Lately I’m fawning over the internet to an extent that worries me. Yesterday I was talking to Matt Wellins (Mr. New Music at Bard), and, ransacking my brain for references he might not already know, I suddenly asked him if he was familiar with the music of San Francisco composer Erling Wold. The name rang a bell, and I mentioned that I hadn’t heard any new music from Wold in years, and wondered what he was up to. No sooner did the thought occur to me, of course, than I whirled around to the computer, pulled up Google, and there I was at erlingwold.com. Wold’s got a superbly simple but well-designed web site (like his music), and to my delight had not only mp3s of most of his music, but PDFs of the scores. I went to a piano piece titled Veracity, clicked a couple of times and hit Apple-P, and less than five minutes after his name had popped into my head, I was holding the sheet music to a new Erling Wold piano piece.

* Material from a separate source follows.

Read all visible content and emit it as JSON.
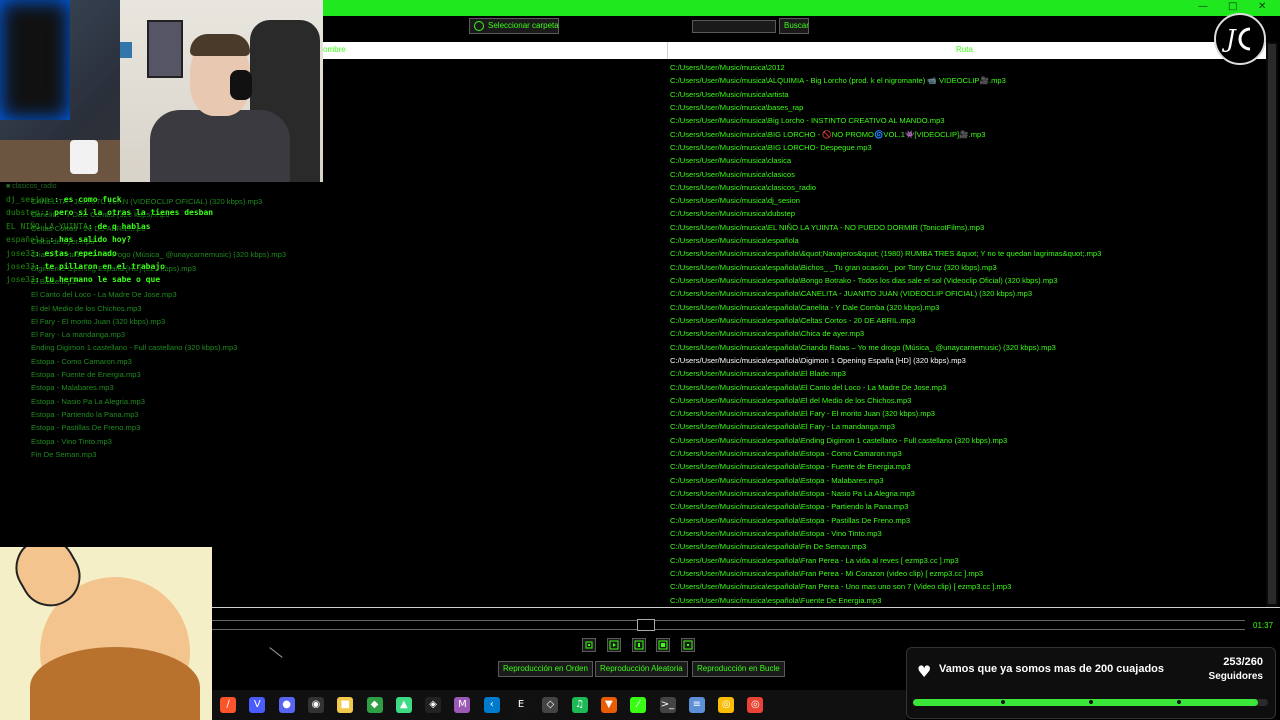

Now I realize that to anyone under 30 the delight I take in this makes me sound like an addlepated old man. But sonny, (HACK HACK, SPIT) let me tell ya about the old days. I remember my friends and I in college, when we were avidly searching out the latest musical news, which in those days had to do with Xenakis, Feldman, Berio, combing through music stores for the occasional C.F. Peters piano piece or Universal orchestral score that would set us back 50 bucks or more, hanging out at big-city record stores with import sections, spending all available time and cash to keep up some feeling of being conversant with the latest thing going on. Decades pass: “import sections” at record stores become a dim memory (HACK), European labels quit marketing new music to dull-witted America, music stores where scores are sold go out of business a half-dozen at a time, record distributors throw out new-music labels like moldy vegetables. If I managed to stay current in the 1990s, it was largely because I knew personally the composers whose work I was trying to follow, and could hound them for CDRs and Xeroxed scores myself. The feeling that there was a musical cutting edge to follow was getting difficult to sustain, and it felt like the culture was closing up shop.
This is a key to many of my attitudes toward new music, toward my own music, music distribution, and so on – the sense of frustration I felt in college over how difficult it was to get information. I declared silent, internal war on Pierre Boulez, for instance, because in On Music Today he revealed almost enough hints to tell us how to analyze his music, but intentionally withheld crucial details. And I swore to commit myself to the free, unimpeded flow of new-music information, to the point that I now put more tuning information about my scores on my own web page than anyone’s likely to ever be interested in.
So now, as I held in my hand that Erling Wold piano score whose existence I hadn’t even suspected moments before, I imagined how I would have felt in 1975 if I could have pushed a button and gotten a free score to, say, Xenakis’s Mists, or Berio’s Circles, or Feldman’s Out of Last Pieces. Not only is there a future to new music, we just might be able to make it infinitely more open, information-wise – and maybe even infinitely less expensive – than the hallowed past.
It added to the sense of heaven that Wold’s site is so clearly designed. His mp3s and PDFs pop up instantly. And I appreciate, for him being the hip kind of composer he is, that he is so score-oriented. These days the world sometimes seems divided between two stereotypes: the old-fashioned, modernist composers who write complex, gorgeously notated scores of tedious, unintelligible music that they can’t get recorded, and the postmodernists who put out CDs by the bushel but don’t bother putting anything readable on paper. Wold writes simple but tonal and rhythmically unusual music, sometimes microtonal, atmospheric yet lyric. I seem to have once called him “the Eric Satie of Berkeley surrealist/minimalist electro-artrock” – I think that’s my Village Voice quote he’s got on his bio. Not all of his music has scores (the score line in the grid sometimes marked “N/A”), but most of it does. The PDF scores look a little blotchy on my screen, but they print out beautifully, and I’ve always got people asking me for the latest new piano music – here it is. I’m grateful for Wold’s sense that audio files and notes on paper are equally meaningful, and complement each other. And after a couple of centuries of music publishers taking composers to the cleaners, I’m thrilled that the technology exists for Wold to put his paper scores directly into my hands without any intermediary. He didn’t make any money on the transaction, but it might lead to a performance or two, and it’s better than having his scores sit in boxes in warehouses as a tax write-off for some snobby classical publisher that doesn’t give a damn.
I went back today and heard some excerpts from Wold’s new opera Sub Pontio Pilato, mystic and thoroughly enjoyable, and printed out another intriguing-looking piano piece called Albrechts Flugel. That solves the mystery of what Erling Wold’s been up to these last few years. Only thing left: why don’t I yet have any of his last five CDs? I guess I’m still caught in the old critic paradigm, by which I wait for people to send me things. I’ll catch up.